Eigentlich bin ich ein ziemlich rationaler Mensch und würde so etwas als Zufall bezeichnen, wenn mir das nicht so häufig passieren würde...

Mich würde nur interessieren, was ihr von sowas haltet, und ob das für euch nach einem großen Zufall klingt oder doch mehr dahinter steckt?

Antwort
von Kapodaster, 16

Und ich habe Sonntag Abend mit einer Freundin lange über David Bowie gesprochen. Wir wissen alle, welche Meldung Montag früh durch die Medien ging. Eine Vorahnung?

Wohl kaum, denn ich mag Bowies Musik seit Jahren und spreche öfters darüber, zumal ja gerade das neue Album draußen ist. Außerdem haben wir Arthur Schnitzler (Schriftsteller, schon lange tot) gesprochen und über lauter Leute, die auch heute noch quietschmunter sind.

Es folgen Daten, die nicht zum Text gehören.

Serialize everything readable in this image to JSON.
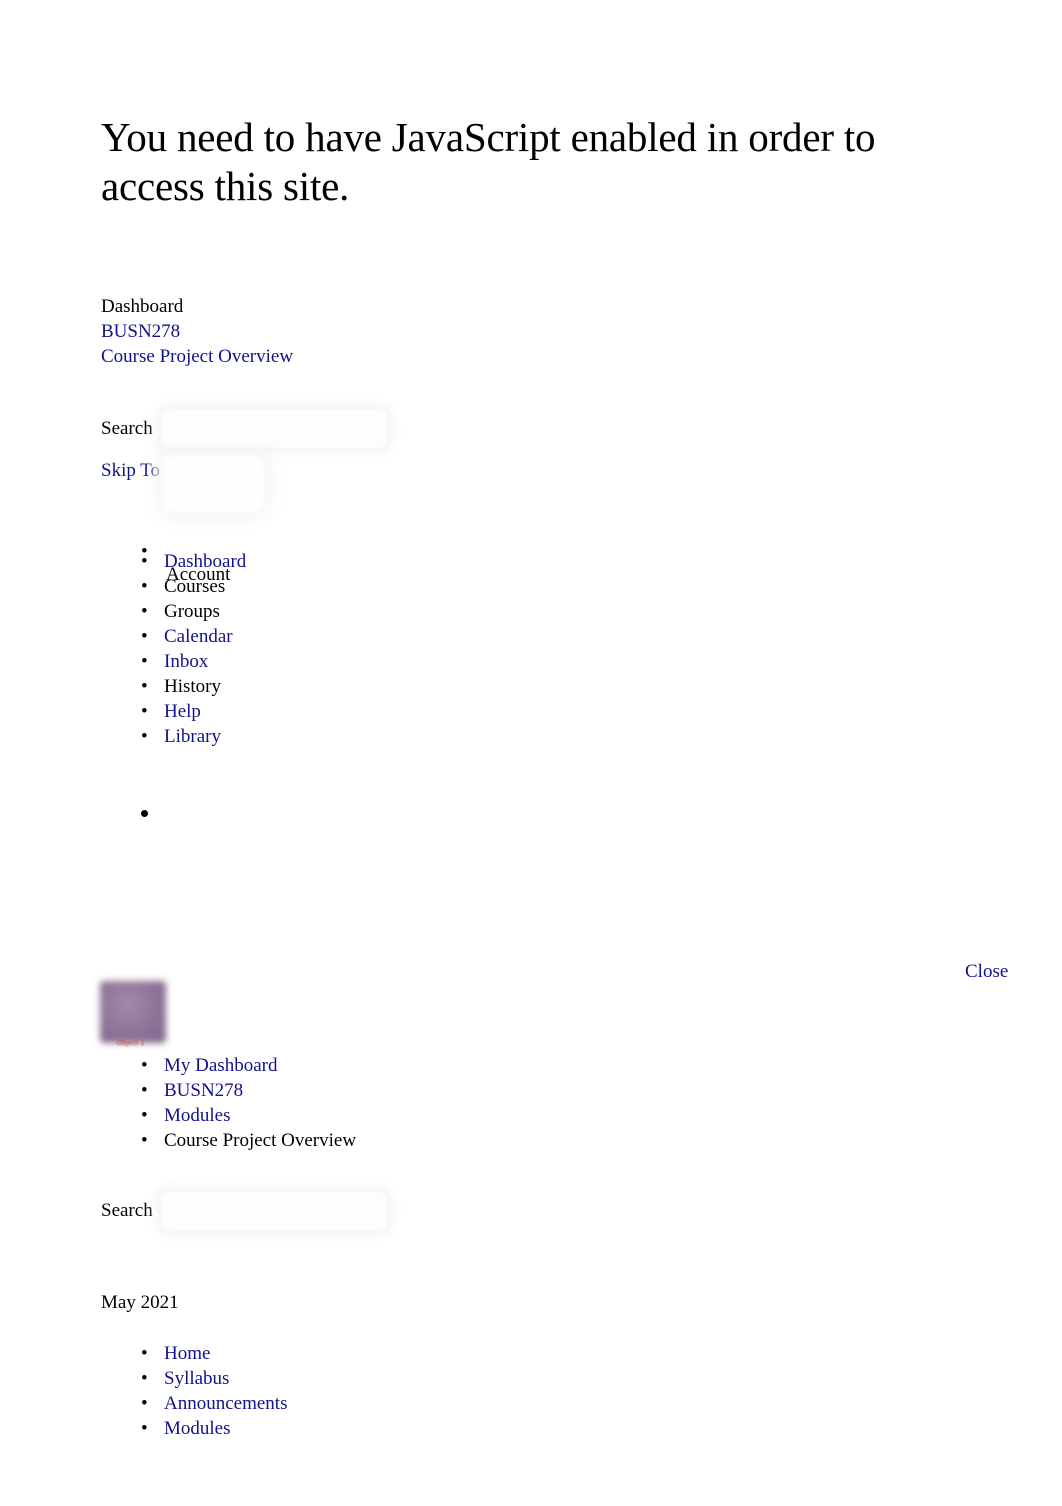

Nur die normale Fälle vergisst man schnell wieder. Wenn aber  einmal zufällig so ein Traum oder ein Gespräch mit einem Todesfall zusammentrifft, merken wir es uns. Das nennt man selektive Wahrnehmung.

Antwort
von Xirain, 19

Ich hatte sowas mal in der 11. Klasse.

Ich glaube allerdings, dass es letztendlich nur ein Deja-Vu Gefühl war.
Denn ich kann mich selten konkret an meine Träume erinnern und wenn dann nur kurz nach dem aufwachen, aber in der 11. dachte ich auch ich "Hey das hab ich schonmal geträumt".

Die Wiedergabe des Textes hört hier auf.